The two firms to be acquired by Lanco are owned by Collie-based Griffin Coal, the largest supplier of coal to Western Australia's industrial coal market.
"Lanco Infratech, through Australian subsidiary Lanco Resources Australia, has concluded a binding agreement with Griffin Energy Group and Carpenter Mine Management Holdings to purchase 100 per cent shares of Griffin Coal Mining Company and Carpenter Mine Management," Lanco said in a statement.
While Lanco did not disclose the overall size of the deal, the acquisition is valued by the Australian Financial Review newspaper at A$825 million (almost Rs 3,695 crore).
A senior Lanco official, however, declined to confirm the figure. Griffin Coal, founded by business tycoon Rick Stowe, had sought bankruptcy protection early this year. UBS and Macquarie Capital Advisers acted as financial advisers to Griffin Coal for the sale.
The mine, located in Western Australia, has a current production capacity of around 4 million tonnes per annum (mtpa), which could be raised to over 15 mtpa in the "near term", Lanco stated.
The mine houses overall coal reserves in excess of 1.1 billion tonnes. The announced sale does not include Griffin's Bluewaters or Bluewaters-II power stations.
Lanco has a current installed power generation capacity of over 2,000 Mw in India and plans to ramp it up to 15,000 Mw by 2015.
"Australia is a natural choice for us to buy coal assets owing to its geographical proximity.

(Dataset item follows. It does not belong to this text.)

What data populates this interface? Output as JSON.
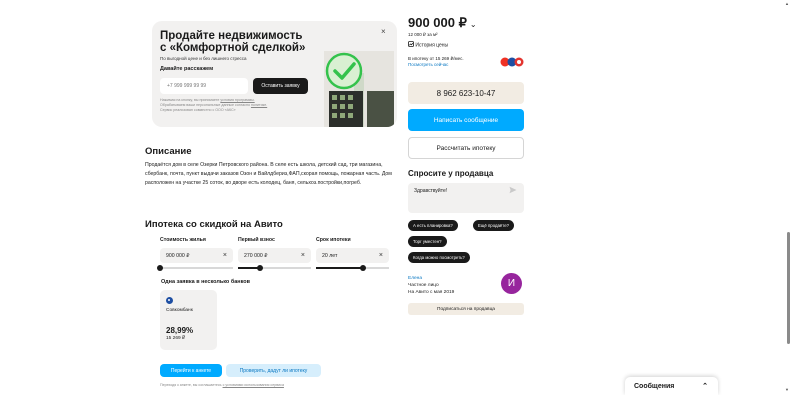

Better transport facilities lead to easier coal imports from that nation to India," said a senior company official, who did not wish to be identified.
Lanco Infratech Chief Financial officer Suresh Kumar said the acquisition of Griffin Coal would provide fuel security for the company's current power generation assets and future expansions.
"This acquisition presents an opportunity to participate in the burgeoning natural resources trading market," he said.
While India produces around 500 mtpa of coal, this falls short of demand by at least 50 mtpa.
The gap is projected to cross 100 mtpa by the end of the current Plan period in March 2012. The domestic supply constraint has forced energy sector corporates to look for coal assets abroad.